What could stop a deal?
But big questions remain as to whether Mistral’s senior leadership and investors would be interested in cashing out now.
In January, founder and CEO Arthur Mensch declared the startup was not for sale,insisting the company was targeting an IPO in the long-run.
“We left big US tech to create a company in Europe, to show that Europe had something to say,” said Mensch. “That’s still the project and so the independence we have is something that we value dearly.”
There are also signs that Mistral is ramping up revenue, which could entice investors to funnel more cash into the company.
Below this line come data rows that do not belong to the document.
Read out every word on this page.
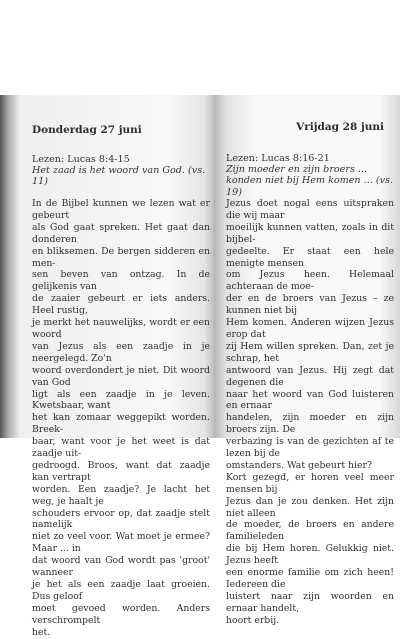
Donderdag 27 juni
Lezen: Lucas 8:4-15
Het zaad is het woord van God. (vs. 11)

In de Bijbel kunnen we lezen wat er gebeurt
als God gaat spreken. Het gaat dan donderen
en bliksemen. De bergen sidderen en men-
sen beven van ontzag. In de gelijkenis van
de zaaier gebeurt er iets anders. Heel rustig,
je merkt het nauwelijks, wordt er een woord
van Jezus als een zaadje in je neergelegd. Zo'n
woord overdondert je niet. Dit woord van God
ligt als een zaadje in je leven. Kwetsbaar, want
het kan zomaar weggepikt worden. Breek-
baar, want voor je het weet is dat zaadje uit-
gedroogd. Broos, want dat zaadje kan vertrapt
worden. Een zaadje? Je lacht het weg, je haalt je
schouders ervoor op, dat zaadje stelt namelijk
niet zo veel voor. Wat moet je ermee? Maar ... in
dat woord van God wordt pas 'groot' wanneer
je het als een zaadje laat groeien. Dus geloof
moet gevoed worden. Anders verschrompelt
het.

Vrijdag 28 juni
Lezen: Lucas 8:16-21
Zijn moeder en zijn broers ... konden niet bij Hem komen ... (vs. 19)

Jezus doet nogal eens uitspraken die wij maar
moeilijk kunnen vatten, zoals in dit bijbel-
gedeelte. Er staat een hele menigte mensen
om Jezus heen. Helemaal achteraan de moe-
der en de broers van Jezus – ze kunnen niet bij
Hem komen. Anderen wijzen Jezus erop dat
zij Hem willen spreken. Dan, zet je schrap, het
antwoord van Jezus. Hij zegt dat degenen die
naar het woord van God luisteren en ernaar
handelen, zijn moeder en zijn broers zijn. De
verbazing is van de gezichten af te lezen bij de
omstanders. Wat gebeurt hier?
Kort gezegd, er horen veel meer mensen bij
Jezus dan je zou denken. Het zijn niet alleen
de moeder, de broers en andere familieleden
die bij Hem horen. Gelukkig niet. Jezus heeft
een enorme familie om zich heen! Iedereen die
luistert naar zijn woorden en ernaar handelt,
hoort erbij.
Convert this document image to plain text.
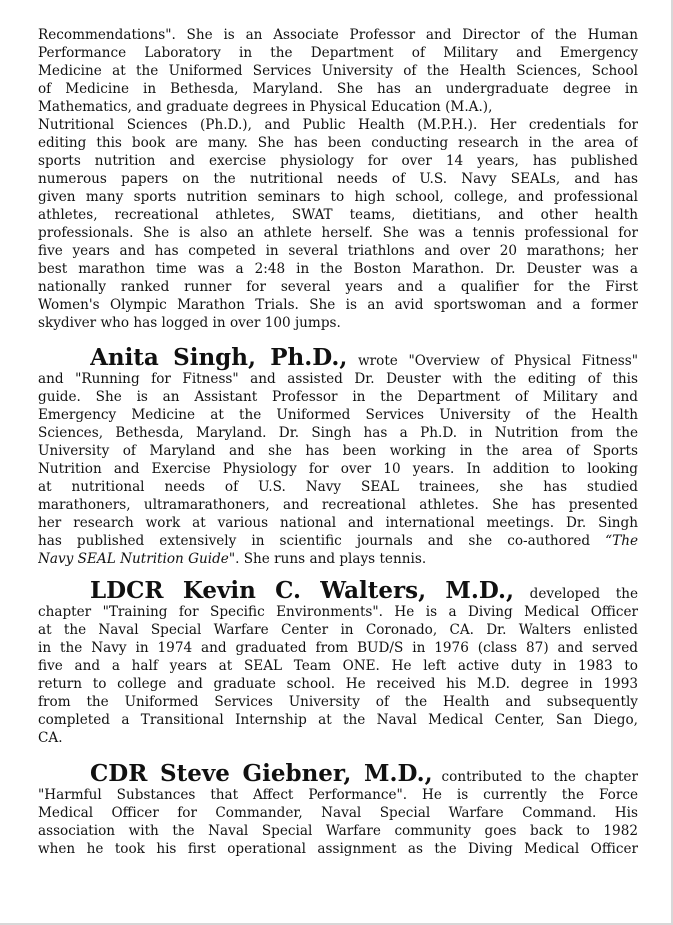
Recommendations". She is an Associate Professor and Director of the Human
Performance Laboratory in the Department of Military and Emergency
Medicine at the Uniformed Services University of the Health Sciences, School
of Medicine in Bethesda, Maryland. She has an undergraduate degree in
Mathematics, and graduate degrees in Physical Education (M.A.),
Nutritional Sciences (Ph.D.), and Public Health (M.P.H.). Her credentials for
editing this book are many. She has been conducting research in the area of
sports nutrition and exercise physiology for over 14 years, has published
numerous papers on the nutritional needs of U.S. Navy SEALs, and has
given many sports nutrition seminars to high school, college, and professional
athletes, recreational athletes, SWAT teams, dietitians, and other health
professionals. She is also an athlete herself. She was a tennis professional for
five years and has competed in several triathlons and over 20 marathons; her
best marathon time was a 2:48 in the Boston Marathon. Dr. Deuster was a
nationally ranked runner for several years and a qualifier for the First
Women's Olympic Marathon Trials. She is an avid sportswoman and a former
skydiver who has logged in over 100 jumps.
Anita Singh, Ph.D., wrote "Overview of Physical Fitness"
and "Running for Fitness" and assisted Dr. Deuster with the editing of this
guide. She is an Assistant Professor in the Department of Military and
Emergency Medicine at the Uniformed Services University of the Health
Sciences, Bethesda, Maryland. Dr. Singh has a Ph.D. in Nutrition from the
University of Maryland and she has been working in the area of Sports
Nutrition and Exercise Physiology for over 10 years. In addition to looking
at nutritional needs of U.S. Navy SEAL trainees, she has studied
marathoners, ultramarathoners, and recreational athletes. She has presented
her research work at various national and international meetings. Dr. Singh
has published extensively in scientific journals and she co-authored “The
Navy SEAL Nutrition Guide". She runs and plays tennis.
LDCR Kevin C. Walters, M.D., developed the
chapter "Training for Specific Environments". He is a Diving Medical Officer
at the Naval Special Warfare Center in Coronado, CA. Dr. Walters enlisted
in the Navy in 1974 and graduated from BUD/S in 1976 (class 87) and served
five and a half years at SEAL Team ONE. He left active duty in 1983 to
return to college and graduate school. He received his M.D. degree in 1993
from the Uniformed Services University of the Health and subsequently
completed a Transitional Internship at the Naval Medical Center, San Diego,
CA.
CDR Steve Giebner, M.D., contributed to the chapter
"Harmful Substances that Affect Performance". He is currently the Force
Medical Officer for Commander, Naval Special Warfare Command. His
association with the Naval Special Warfare community goes back to 1982
when he took his first operational assignment as the Diving Medical Officer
Mistral has secured contracts worth hundreds of millions of dollars and its revenues have increased several times over since it last raised in 2024, according to the FT report.
Others point to the startup’s €100m multi-year contract with French shipping and logistics giant CMA CGM — which will see Mistral identify new AI use cases within the business and develop tailor-made models and agents — as evidence of the opportunity for major strategic deals with enterprise clients in Europe.
The company is looking to tap into increasing calls for tech sovereignty in Europe and in January announced plans to invest “several billions of euros” to build its own data centre in France.
“There’s a lot of European companies that want to reduce their dependency on US providers . . . There’s a growing demand for more strategic autonomy,” Mensch said last month.

But perhaps the biggest barrier to any potential acquisition by an overseas company would be regulatory.
“The EU is publicly committed to digital and AI sovereignty,” says Jonathan Simnett, managing director at M&A advisory, Hampleton Partners. “An acquisition by a US giant, especially for a flagship European player of this size, would likely trigger severe scrutiny under EU antitrust rules and strategic autonomy policy.”
Drake Star’s Morvan says that Apple could get around that by partnering with Mistral, with the French LLM-maker agreeing to white label its tech to Apple in exchange for financing.
A direct sale would likely be blocked by the French government, particularly as President Emmanuel Macron routinely champions the company, Morvan adds.
“Given all the focus around sovereignty I don’t see it feasible politically in the short term,” he says. “You would have politicians on the left and right in the French assembly saying, ‘we are losing our AI sovereignty’.”
Mistral and Apple did not respond to requests for comment.